L'homme d'affaires ghanéen, au mieux avec les franges de l'ANC alors fidèle au président sud africain Mbeki, choisit de temporiser en repoussant les avances d'Atomic Anne. Un vrai coup de flair. Quelques mois plus tard, le cours d'Uramin, de l'AIM de Londres au TSX de Toronto, s'est envolé. Et l'offre d'Areva de crever les plafonds en mai 2007, en plein scrutin présidentiel français. Un timing étrange de la part d'une entreprise publique pour faire une acquisition aussi stratégique.
L'APE manque de diligence
Au moment de rédiger les due diligences techniques, les services d'Areva pointent le 16 mai quelques bémols quant à l'achat. Uramin «manque d'expérience dans le domaine de l'uranium» peut on lire dans ce document de synthèse, destiné à être transmis à l'Agence des Participations de l'Etat (APE), sans laquelle la vente ne peut se faire. «La planification des projets paraît optimiste notamment sur Bakouma et dans une moindre mesure sur Ryst Kuil», tempèrent les experts du géant nucléaire français, qui listent les points faibles et mal résolus d'Uramin.

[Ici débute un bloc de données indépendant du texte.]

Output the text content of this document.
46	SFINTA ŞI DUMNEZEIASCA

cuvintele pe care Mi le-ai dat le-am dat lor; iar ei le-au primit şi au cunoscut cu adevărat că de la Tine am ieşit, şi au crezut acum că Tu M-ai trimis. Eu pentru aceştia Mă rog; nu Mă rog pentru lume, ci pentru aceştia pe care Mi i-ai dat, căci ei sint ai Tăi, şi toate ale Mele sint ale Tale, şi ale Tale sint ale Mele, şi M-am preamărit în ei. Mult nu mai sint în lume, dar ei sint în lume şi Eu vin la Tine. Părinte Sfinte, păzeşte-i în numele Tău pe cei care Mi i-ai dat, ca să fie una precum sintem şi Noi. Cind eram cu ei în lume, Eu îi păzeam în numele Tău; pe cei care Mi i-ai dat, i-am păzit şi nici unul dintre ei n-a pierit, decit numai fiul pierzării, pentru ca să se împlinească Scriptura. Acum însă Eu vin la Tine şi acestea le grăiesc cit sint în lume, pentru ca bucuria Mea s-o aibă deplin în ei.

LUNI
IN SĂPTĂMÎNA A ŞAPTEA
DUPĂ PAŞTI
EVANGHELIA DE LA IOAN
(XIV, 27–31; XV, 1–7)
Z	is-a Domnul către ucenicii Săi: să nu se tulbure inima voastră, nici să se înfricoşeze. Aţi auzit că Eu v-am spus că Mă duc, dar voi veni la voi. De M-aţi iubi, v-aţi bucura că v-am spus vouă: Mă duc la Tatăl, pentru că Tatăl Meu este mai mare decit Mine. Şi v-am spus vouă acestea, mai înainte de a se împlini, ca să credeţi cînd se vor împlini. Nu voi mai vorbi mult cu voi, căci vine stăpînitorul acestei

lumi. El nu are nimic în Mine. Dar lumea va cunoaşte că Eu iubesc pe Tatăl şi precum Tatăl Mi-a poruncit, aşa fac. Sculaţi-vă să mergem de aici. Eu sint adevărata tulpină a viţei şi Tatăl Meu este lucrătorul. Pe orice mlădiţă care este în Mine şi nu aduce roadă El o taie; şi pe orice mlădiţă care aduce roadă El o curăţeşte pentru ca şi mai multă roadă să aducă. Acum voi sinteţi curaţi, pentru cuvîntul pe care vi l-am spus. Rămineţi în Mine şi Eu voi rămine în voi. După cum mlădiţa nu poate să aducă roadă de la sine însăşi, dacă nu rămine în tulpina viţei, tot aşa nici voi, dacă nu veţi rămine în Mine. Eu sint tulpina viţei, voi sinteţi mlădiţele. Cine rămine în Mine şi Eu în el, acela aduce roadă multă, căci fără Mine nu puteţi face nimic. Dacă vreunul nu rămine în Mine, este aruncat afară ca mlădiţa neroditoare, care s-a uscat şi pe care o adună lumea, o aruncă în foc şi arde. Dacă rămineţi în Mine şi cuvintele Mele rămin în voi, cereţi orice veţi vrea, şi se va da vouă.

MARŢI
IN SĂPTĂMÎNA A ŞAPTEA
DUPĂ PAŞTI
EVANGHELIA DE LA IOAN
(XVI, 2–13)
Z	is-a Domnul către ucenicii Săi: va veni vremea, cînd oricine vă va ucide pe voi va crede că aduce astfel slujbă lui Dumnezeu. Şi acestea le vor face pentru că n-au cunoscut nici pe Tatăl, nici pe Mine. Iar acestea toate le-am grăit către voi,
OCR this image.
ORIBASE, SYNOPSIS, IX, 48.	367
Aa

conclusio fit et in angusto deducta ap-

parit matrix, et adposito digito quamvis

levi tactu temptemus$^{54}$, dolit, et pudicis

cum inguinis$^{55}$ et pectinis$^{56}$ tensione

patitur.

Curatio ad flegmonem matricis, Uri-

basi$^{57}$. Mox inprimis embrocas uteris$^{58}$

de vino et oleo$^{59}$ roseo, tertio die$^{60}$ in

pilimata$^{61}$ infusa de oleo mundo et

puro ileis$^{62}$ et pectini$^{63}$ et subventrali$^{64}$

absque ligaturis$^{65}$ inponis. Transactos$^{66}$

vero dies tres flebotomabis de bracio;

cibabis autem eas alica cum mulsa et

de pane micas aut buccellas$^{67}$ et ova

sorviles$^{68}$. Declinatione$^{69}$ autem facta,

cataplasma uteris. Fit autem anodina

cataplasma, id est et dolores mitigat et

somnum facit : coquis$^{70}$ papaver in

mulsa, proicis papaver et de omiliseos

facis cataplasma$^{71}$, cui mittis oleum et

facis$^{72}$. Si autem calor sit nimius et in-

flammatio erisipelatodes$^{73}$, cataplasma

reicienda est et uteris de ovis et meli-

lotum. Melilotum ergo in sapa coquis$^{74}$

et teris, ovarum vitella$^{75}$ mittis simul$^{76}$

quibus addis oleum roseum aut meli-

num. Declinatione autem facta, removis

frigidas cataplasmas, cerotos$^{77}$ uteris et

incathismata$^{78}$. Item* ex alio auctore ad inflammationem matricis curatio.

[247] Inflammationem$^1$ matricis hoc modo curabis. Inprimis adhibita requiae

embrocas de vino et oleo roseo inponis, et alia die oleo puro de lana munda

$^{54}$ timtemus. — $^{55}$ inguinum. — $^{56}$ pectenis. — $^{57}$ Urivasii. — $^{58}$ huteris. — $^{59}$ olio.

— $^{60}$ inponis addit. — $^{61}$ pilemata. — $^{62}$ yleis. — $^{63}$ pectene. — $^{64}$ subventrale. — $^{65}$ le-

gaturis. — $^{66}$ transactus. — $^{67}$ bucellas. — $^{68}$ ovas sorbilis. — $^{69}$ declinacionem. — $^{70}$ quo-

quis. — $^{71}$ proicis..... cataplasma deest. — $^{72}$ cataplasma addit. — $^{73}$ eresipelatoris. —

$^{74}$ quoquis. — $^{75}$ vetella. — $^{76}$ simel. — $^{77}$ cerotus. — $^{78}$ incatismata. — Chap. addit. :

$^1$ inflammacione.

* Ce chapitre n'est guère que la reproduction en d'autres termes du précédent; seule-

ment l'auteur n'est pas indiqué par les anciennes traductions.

Dans le détail, demeure sur le gisement namibien de Trekkopje une «incertitude sur le taux de récupération» comme des doutes sur la «validités des estimations» de sa teneur en uranium. Le site de Ryst Kuil est sujet aux mêmes interrogations : «méthode d'extraction minière non encore validée: on ne dispose que d'une étude conceptuelle.», se plaignent les spécialistes. Quant à Bakouma (Centrafrique) : «On est au début de l'étude de faisabilité; seule une étude conceptuelle sur la méthode minière est disponible, il y a donc peu de données fiables.» Par exemple pour le «traitement du minerai : le procédé décrit par l'étude de faisabilité est complexe». Pire, concernant«l'exploitation minière», est à prévoir un fort «impact environnemental et sociétal de la gestion de l'eau du site avec un canal de dérivation et le dénoyage des fosses. L'eau de dénoyage peut nécessiter un traitement. Une étude est en cours». Et ce sans compter «l'Absence d'infrastructures et contexte politique du pays.» De la lecture de ces chikayas, l'Agence de Participation de l'Etat semble étonnamment avoir été grâciée. Le document de due diligence technique reçu par l'APE a été expurgé de nombreux doutes émis sur la qualité de l'acquisition Uramin. Et l'Etat de soutenir une opération qui lui aura coûté près de deux milliards d'euros, en pure perte.
Les différences entre les deux versions de ces documents avaient déjà agacé les auteurs d'un rapport parlementaire au printemps 2012. Elles sont apparues si flagrantes à la Cour des Comptes que celle-ci s'en est émue auprès du parquet national financier. Lequel a ouvert une enquête préliminaire précisément pour «faux, usage de faux», «diffusion d'informations mensongères et trompeuses» et «présentation ou publication de comptes inexacts ou infidèles. À charge pour la justice de déterminer qui est responsable de ces coquilles à deux milliards d'euros.